2026-03-04 10:08:14 -08:00
Abhijit Balaji c0b463dbcf feat(prompt-optimization): implement Data Layer MVP and Tool Alignment dataset
Established the "Heart" of the Prompt Optimization Pipeline by building a robust,
extensible data infrastructure and a high-fidelity golden dataset.

Key improvements:
- Core Schema: Defined the `Scenario` interface in `data/schema.ts` supporting
  multiple negative failure modes, platform-specific shell contexts (Unix/Win32),
  and strict tool-call typing.
- Optimization Manifest: Created `data/manifest.json` to define "No-Fly Zones"

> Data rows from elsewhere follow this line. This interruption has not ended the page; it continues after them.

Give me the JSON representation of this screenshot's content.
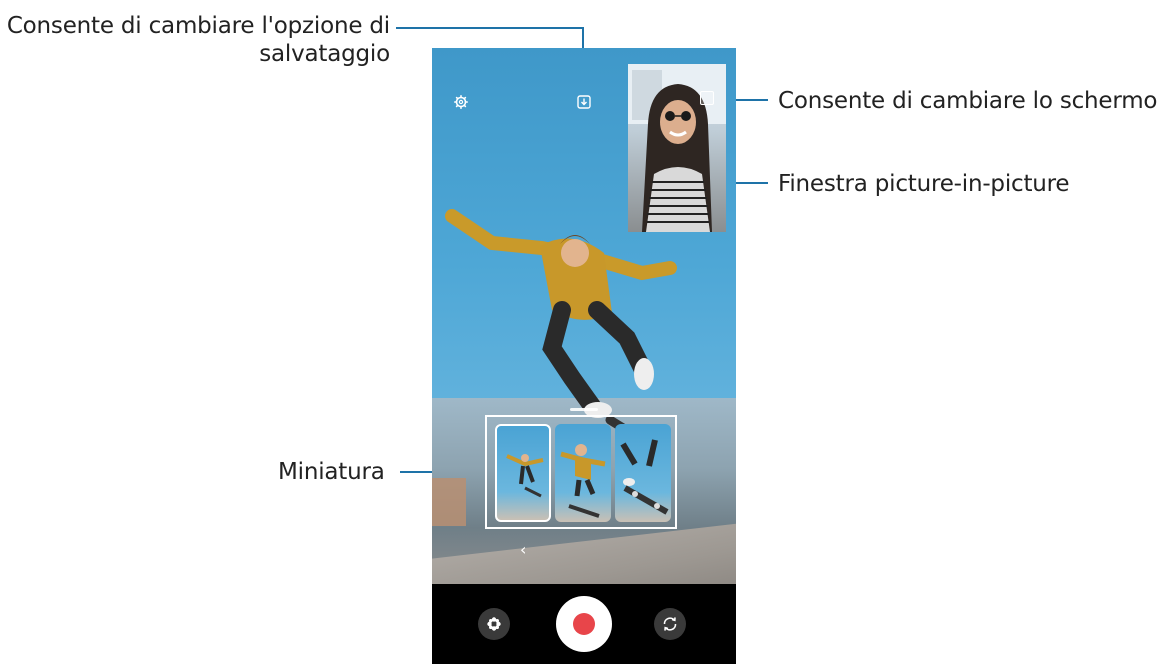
{
  "callouts": {
    "save_option": "Consente di cambiare l'opzione di\nsalvataggio",
    "switch_screen": "Consente di cambiare lo schermo",
    "pip_window": "Finestra picture-in-picture",
    "thumbnail": "Miniatura"
  },
  "camera": {
    "settings_icon": "gear-icon",
    "save_option_icon": "download-icon",
    "switch_screen_icon": "pip-switch-icon",
    "back_icon": "chevron-left-icon",
    "effects_icon": "effects-icon",
    "flip_icon": "camera-flip-icon",
    "record_icon": "record-icon",
    "back_glyph": "‹"
  },
  "colors": {
    "callout_line": "#1e73a8",
    "record": "#e8454a",
    "control_bar": "#000000"
  }
}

  for the optimizer, protecting literal tool names and template variables, while
  providing descriptive context for validation.
- Tool Alignment Dataset: Authored 113 scenarios in `data/tool_alignment.jsonl`
  across 20 tools, focusing on "Built-in over Shell" preference. Heavily weighted
  `replace` (12) and `write_file` (10) to enforce surgical editing.
- Extensible Validator: Implemented `scripts/validate-data.ts` to provide
  real-time integrity checks and purpose-driven coverage reports.
- Project Integration: Added `data:validate`, `data:format`, and `data:lint`
  scripts to package.json and updated ESLint config to cover the data directory.
2026-03-04 10:08:13 -08:00